Enrique Ponce reapareció en medio
del respeto y la admiración de la Maestranza en una tarde en la que Javier
Jiménez tomó la alternativa y cortó una oreja de un estupendo lote de Juan
Pedro Domecq / Parladé.
De la habitación 408 de la Casa de la Salud de Valencia a la
515 del Hotel Colón de Sevilla, han pasado 1.104 horas de dolor y 46 días de
rehabilitación contra el reloj aferrrados a la vieja filosofía, que nunca debió
morir, de lo que significa ser figura del toreo. A las 18.00 horas, Enrique Ponce cerraba la puerta de la 'chambre' y dejaba atrás la última
sesión de fisioterapia, la memoria de la cornada, los 25 centímetros de
desgarro bajo el pecho y la placa de recuerdo del doctor Villamor en la clavícula estallada como la 'mascletà' de aquel brutal 18 de marzo.

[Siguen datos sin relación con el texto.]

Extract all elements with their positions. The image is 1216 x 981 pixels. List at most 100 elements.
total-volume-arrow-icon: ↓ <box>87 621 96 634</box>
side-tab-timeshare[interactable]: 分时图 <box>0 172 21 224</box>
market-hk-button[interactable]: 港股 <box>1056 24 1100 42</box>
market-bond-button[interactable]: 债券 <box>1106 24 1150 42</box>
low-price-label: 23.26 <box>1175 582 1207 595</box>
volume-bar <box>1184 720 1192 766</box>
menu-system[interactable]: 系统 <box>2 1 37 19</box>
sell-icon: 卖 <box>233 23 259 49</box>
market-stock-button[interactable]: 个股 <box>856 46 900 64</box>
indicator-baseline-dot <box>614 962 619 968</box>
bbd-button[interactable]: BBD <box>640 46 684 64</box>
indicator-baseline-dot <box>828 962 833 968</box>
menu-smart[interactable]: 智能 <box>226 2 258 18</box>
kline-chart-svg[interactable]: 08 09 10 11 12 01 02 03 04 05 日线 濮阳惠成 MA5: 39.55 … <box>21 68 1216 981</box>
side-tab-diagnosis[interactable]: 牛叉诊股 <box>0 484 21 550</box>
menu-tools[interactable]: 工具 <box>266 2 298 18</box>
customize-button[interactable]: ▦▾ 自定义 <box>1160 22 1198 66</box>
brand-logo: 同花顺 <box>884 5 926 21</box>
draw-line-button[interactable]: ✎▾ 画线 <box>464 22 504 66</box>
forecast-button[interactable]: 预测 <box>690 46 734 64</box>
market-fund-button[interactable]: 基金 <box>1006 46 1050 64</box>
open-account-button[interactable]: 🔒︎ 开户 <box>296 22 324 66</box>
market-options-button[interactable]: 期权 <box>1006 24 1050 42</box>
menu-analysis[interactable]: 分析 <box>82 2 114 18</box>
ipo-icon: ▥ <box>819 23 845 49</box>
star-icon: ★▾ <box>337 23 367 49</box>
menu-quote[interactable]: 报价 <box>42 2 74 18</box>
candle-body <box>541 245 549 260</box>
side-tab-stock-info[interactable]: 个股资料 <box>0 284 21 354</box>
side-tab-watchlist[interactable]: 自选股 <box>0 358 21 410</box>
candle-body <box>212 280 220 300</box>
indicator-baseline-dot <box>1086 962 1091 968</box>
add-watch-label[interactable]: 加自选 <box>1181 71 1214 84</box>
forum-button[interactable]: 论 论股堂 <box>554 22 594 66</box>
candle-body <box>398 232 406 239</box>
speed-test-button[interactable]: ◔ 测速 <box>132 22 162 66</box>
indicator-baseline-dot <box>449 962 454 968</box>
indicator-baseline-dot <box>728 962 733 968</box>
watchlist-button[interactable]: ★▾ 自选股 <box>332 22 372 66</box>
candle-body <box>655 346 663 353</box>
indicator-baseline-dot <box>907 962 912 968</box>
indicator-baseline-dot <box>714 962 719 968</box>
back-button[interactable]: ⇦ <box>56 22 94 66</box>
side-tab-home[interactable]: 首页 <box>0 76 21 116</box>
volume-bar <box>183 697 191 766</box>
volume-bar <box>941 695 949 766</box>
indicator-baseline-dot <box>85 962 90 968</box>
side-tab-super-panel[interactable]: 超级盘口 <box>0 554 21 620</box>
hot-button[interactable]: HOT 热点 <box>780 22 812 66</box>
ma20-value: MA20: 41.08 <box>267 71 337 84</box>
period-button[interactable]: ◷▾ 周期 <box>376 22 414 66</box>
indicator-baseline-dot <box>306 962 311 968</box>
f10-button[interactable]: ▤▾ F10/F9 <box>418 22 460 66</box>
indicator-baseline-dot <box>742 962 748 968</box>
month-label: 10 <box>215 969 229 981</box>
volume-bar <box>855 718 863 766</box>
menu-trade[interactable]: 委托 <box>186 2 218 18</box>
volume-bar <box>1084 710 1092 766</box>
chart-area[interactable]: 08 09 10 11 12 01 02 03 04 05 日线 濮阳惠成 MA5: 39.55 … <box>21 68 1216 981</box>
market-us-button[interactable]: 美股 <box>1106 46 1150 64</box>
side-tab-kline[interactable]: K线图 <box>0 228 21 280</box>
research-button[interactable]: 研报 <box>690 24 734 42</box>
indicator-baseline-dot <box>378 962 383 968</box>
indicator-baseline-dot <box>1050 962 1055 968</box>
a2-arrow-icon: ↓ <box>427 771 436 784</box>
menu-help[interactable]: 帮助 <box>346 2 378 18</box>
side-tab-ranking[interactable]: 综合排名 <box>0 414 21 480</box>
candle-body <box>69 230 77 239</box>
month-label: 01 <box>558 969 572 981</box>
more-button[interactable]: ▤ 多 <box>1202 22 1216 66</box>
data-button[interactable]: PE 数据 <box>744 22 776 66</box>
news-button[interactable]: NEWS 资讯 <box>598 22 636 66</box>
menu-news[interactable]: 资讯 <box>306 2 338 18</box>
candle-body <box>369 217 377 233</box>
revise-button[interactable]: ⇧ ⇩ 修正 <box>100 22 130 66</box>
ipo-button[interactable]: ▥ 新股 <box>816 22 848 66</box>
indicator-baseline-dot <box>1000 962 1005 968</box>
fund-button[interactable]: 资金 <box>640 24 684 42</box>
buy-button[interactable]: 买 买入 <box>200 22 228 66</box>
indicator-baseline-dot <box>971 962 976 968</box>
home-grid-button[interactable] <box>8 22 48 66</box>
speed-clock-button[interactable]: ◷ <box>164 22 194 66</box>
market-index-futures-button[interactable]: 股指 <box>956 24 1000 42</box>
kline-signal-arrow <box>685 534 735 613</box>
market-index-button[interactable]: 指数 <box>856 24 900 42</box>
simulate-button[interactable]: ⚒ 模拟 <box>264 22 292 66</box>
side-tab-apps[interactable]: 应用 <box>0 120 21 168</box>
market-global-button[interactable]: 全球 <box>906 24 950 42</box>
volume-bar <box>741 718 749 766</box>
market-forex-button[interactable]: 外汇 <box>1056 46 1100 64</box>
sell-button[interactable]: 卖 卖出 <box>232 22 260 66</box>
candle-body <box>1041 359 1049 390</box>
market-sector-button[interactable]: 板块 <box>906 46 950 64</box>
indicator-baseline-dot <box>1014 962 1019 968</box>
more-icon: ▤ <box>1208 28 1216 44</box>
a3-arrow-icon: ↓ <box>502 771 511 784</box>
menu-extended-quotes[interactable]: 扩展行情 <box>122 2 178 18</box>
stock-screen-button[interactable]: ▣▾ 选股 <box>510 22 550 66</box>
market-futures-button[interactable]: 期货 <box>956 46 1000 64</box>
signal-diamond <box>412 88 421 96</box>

El compromiso con Sevilla en este 3 de mayo de calor
sofocante tiró del cuerpo de Ponce.
Al fin y al cabo el ejercicio de responsabilidad sostenido durante 25 años se
hacía realidad cuando a las 18:30 horas sonaban los clarines, chirriaban los
goznes del portón de cuadrillas y el maestro de Chiva se hacía presente de gris
plomo y oro sobre el albero incendiado de la Maestranza.
Una vez deshecho el paseíllo la plaza rompió en una ovación
de reconocimiento que Ponce
compartió caballerosamente con El Cid y Javier Jiménez, a cinco minutos de convertirse en matador de toros.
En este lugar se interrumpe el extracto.